Таким образом, феномен русской эмансипированной женщины Аполлинарии Сусловой содержит внутреннее противоречие: несмотря на то, что Суслова нарушает основные западные феминистские конвенции, в том числе и основную либеральную – конвенцию прав человека, она тем не менее до конца своих дней маркируется в русской культуре как «феминистка до феминизма» и защитница женских прав. Как возможен этот логический, недопустимый в терминах западного либерального дискурса, парадокс женской культурной идентификации?
Чтобы попытаться ответить на этот вопрос важно учитывать различие понятий «желание» и «наслаждение» в постлакановском феминистском психоанализе, в котором решающим является различие между 1) структурой женского желания – как структурой женской субъективности (и женской истерии), определяемой в терминах традиционного патриархатного дискурса и культуры, то есть в терминах и через опосредующую фигуру Другого, и 2) структурой женского наслаждения/jouissanсе f'eminine – как структурой женской субъективности «по ту сторону», по словам Лакана, фаллического желания и фаллического наслаждения.
Феминистский теоретик Элен Сиксу объясняет феномен jouissanсе feminine следующим образом: поскольку женское тело является одновременно потребляемым и отвергаемым патриархатным обществом, единственным способом заставить его быть осведомленным о чувствах женщины становятся исключительно её телесные действия («симптомы говорят вместо неё»). При этом сила женского телесного репрезентативного усилия должна превышать по интенсивности действие направленных против неё репрессивных механизмов,
Ставя вопросы об особенностях досоветского, советского и постсоветского феминизмов в рамках дискурса аналитической антропологии, мы сталкиваемся с ситуацией, когда в различных культурах наслаждение и насилие идентифицируются на основе различных критериев и то, что признается насилием в терминах западной концепции прав человека, может не признаваться насилием в других, незападных культурах. Феминистка Аполлинария Суслова действительно является одновременно защитницей женских прав и черносотенкой. Кроме уже упоминавшихся в этой главе насильственных практик терапии Распутина не забудем и представленный в Преступлении и наказании Достоевского парадокс Раскольникова, когда уголовное преступление убийства старухи-процентщицы не воспринимается как насилие и не способствует пробуждению либерального сознания в России, в то время как представленные Достоевским нравственные муки Раскольникова как до убийства, так и после него как раз сыграли важную роль для последующего развития традиции русского либерального гуманизма.
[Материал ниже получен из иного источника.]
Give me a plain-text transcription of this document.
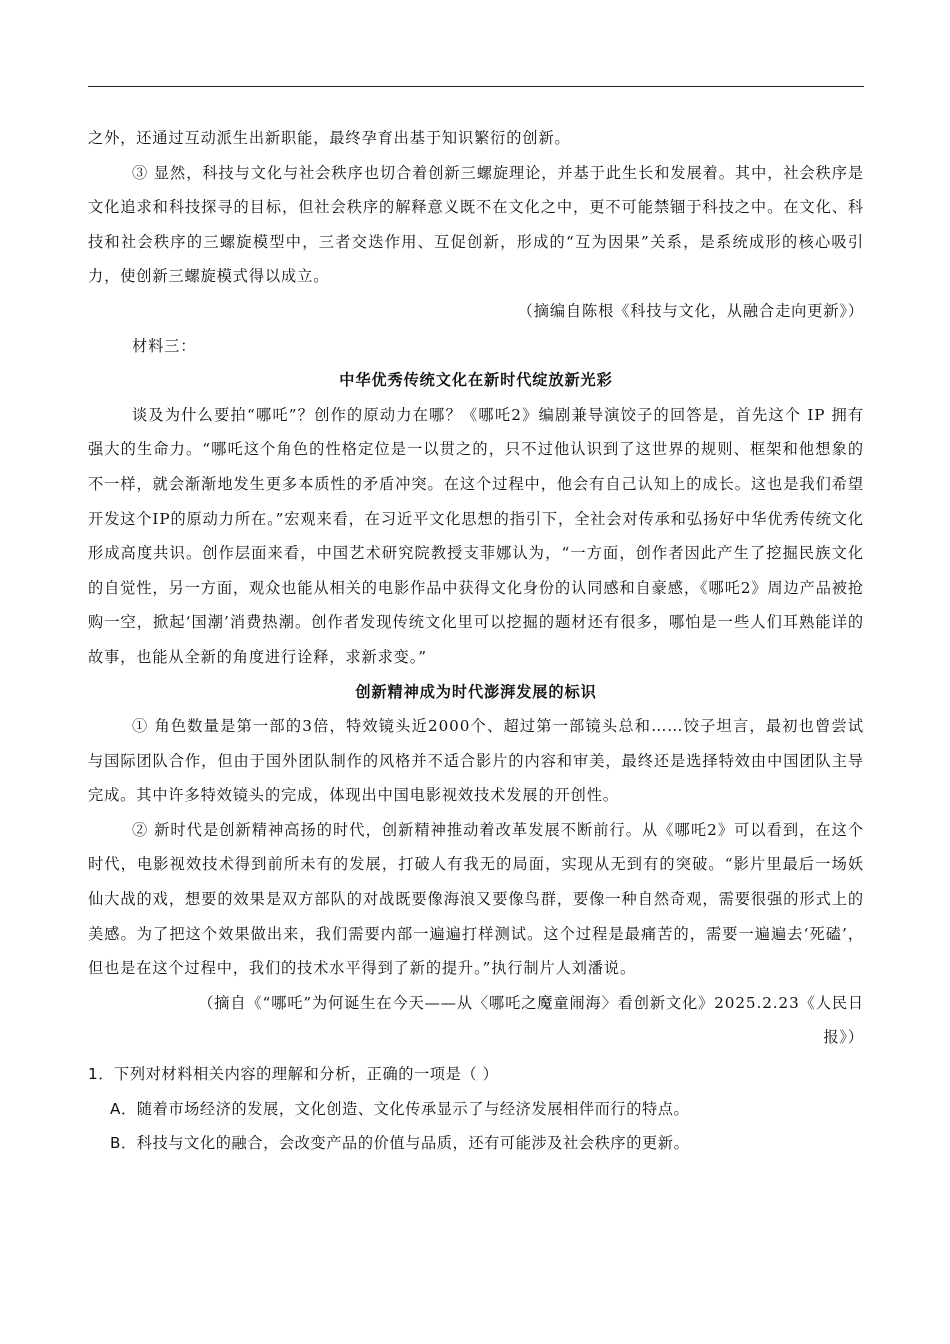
之外，还通过互动派生出新职能，最终孕育出基于知识繁衍的创新。

③ 显然，科技与文化与社会秩序也切合着创新三螺旋理论，并基于此生长和发展着。其中，社会秩序是文化追求和科技探寻的目标，但社会秩序的解释意义既不在文化之中，更不可能禁锢于科技之中。在文化、科技和社会秩序的三螺旋模型中，三者交迭作用、互促创新，形成的“互为因果”关系，是系统成形的核心吸引力，使创新三螺旋模式得以成立。

（摘编自陈根《科技与文化，从融合走向更新》）

材料三：

中华优秀传统文化在新时代绽放新光彩

谈及为什么要拍“哪吒”？创作的原动力在哪？《哪吒2》编剧兼导演饺子的回答是，首先这个 IP 拥有强大的生命力。“哪吒这个角色的性格定位是一以贯之的，只不过他认识到了这世界的规则、框架和他想象的不一样，就会渐渐地发生更多本质性的矛盾冲突。在这个过程中，他会有自己认知上的成长。这也是我们希望开发这个IP的原动力所在。”宏观来看，在习近平文化思想的指引下，全社会对传承和弘扬好中华优秀传统文化形成高度共识。创作层面来看，中国艺术研究院教授支菲娜认为，“一方面，创作者因此产生了挖掘民族文化的自觉性，另一方面，观众也能从相关的电影作品中获得文化身份的认同感和自豪感，《哪吒2》周边产品被抢购一空，掀起‘国潮’消费热潮。创作者发现传统文化里可以挖掘的题材还有很多，哪怕是一些人们耳熟能详的故事，也能从全新的角度进行诠释，求新求变。”

创新精神成为时代澎湃发展的标识

① 角色数量是第一部的3倍，特效镜头近2000个、超过第一部镜头总和……饺子坦言，最初也曾尝试与国际团队合作，但由于国外团队制作的风格并不适合影片的内容和审美，最终还是选择特效由中国团队主导完成。其中许多特效镜头的完成，体现出中国电影视效技术发展的开创性。

② 新时代是创新精神高扬的时代，创新精神推动着改革发展不断前行。从《哪吒2》可以看到，在这个时代，电影视效技术得到前所未有的发展，打破人有我无的局面，实现从无到有的突破。“影片里最后一场妖仙大战的戏，想要的效果是双方部队的对战既要像海浪又要像鸟群，要像一种自然奇观，需要很强的形式上的美感。为了把这个效果做出来，我们需要内部一遍遍打样测试。这个过程是最痛苦的，需要一遍遍去‘死磕’，但也是在这个过程中，我们的技术水平得到了新的提升。”执行制片人刘潘说。

（摘自《“哪吒”为何诞生在今天——从〈哪吒之魔童闹海〉看创新文化》2025.2.23《人民日报》）

1．下列对材料相关内容的理解和分析，正确的一项是（ ）

A．随着市场经济的发展，文化创造、文化传承显示了与经济发展相伴而行的特点。

B．科技与文化的融合，会改变产品的价值与品质，还有可能涉及社会秩序的更新。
Аналогичным образом фигура русской эмансипированной женщины Аполлинарии Сусловой представляет собой парадоксальный с точки зрения логики западного либерального феминизма конструкт «русской феминистки», который строится как структура double bind – феминистки и черносотенки одновременно. Эту гетерогенную, избыточную, превышающую седиментирующую логику данного женскую практику можно назвать реализацией модуса невозможного, или, в терминах Ж. Деррида, модуса грядущего – женской свободы. Располагаясь в пространстве грядущего, Аполлинария с легкостью избавляет Достоевского от позора и нищеты, добывая ему деньги для игры и закладывая свои украшения: для неё они действительно ничего не значили – впрочем, как и сама личность «великого русского писателя» Федора Достоевского в качестве Другого.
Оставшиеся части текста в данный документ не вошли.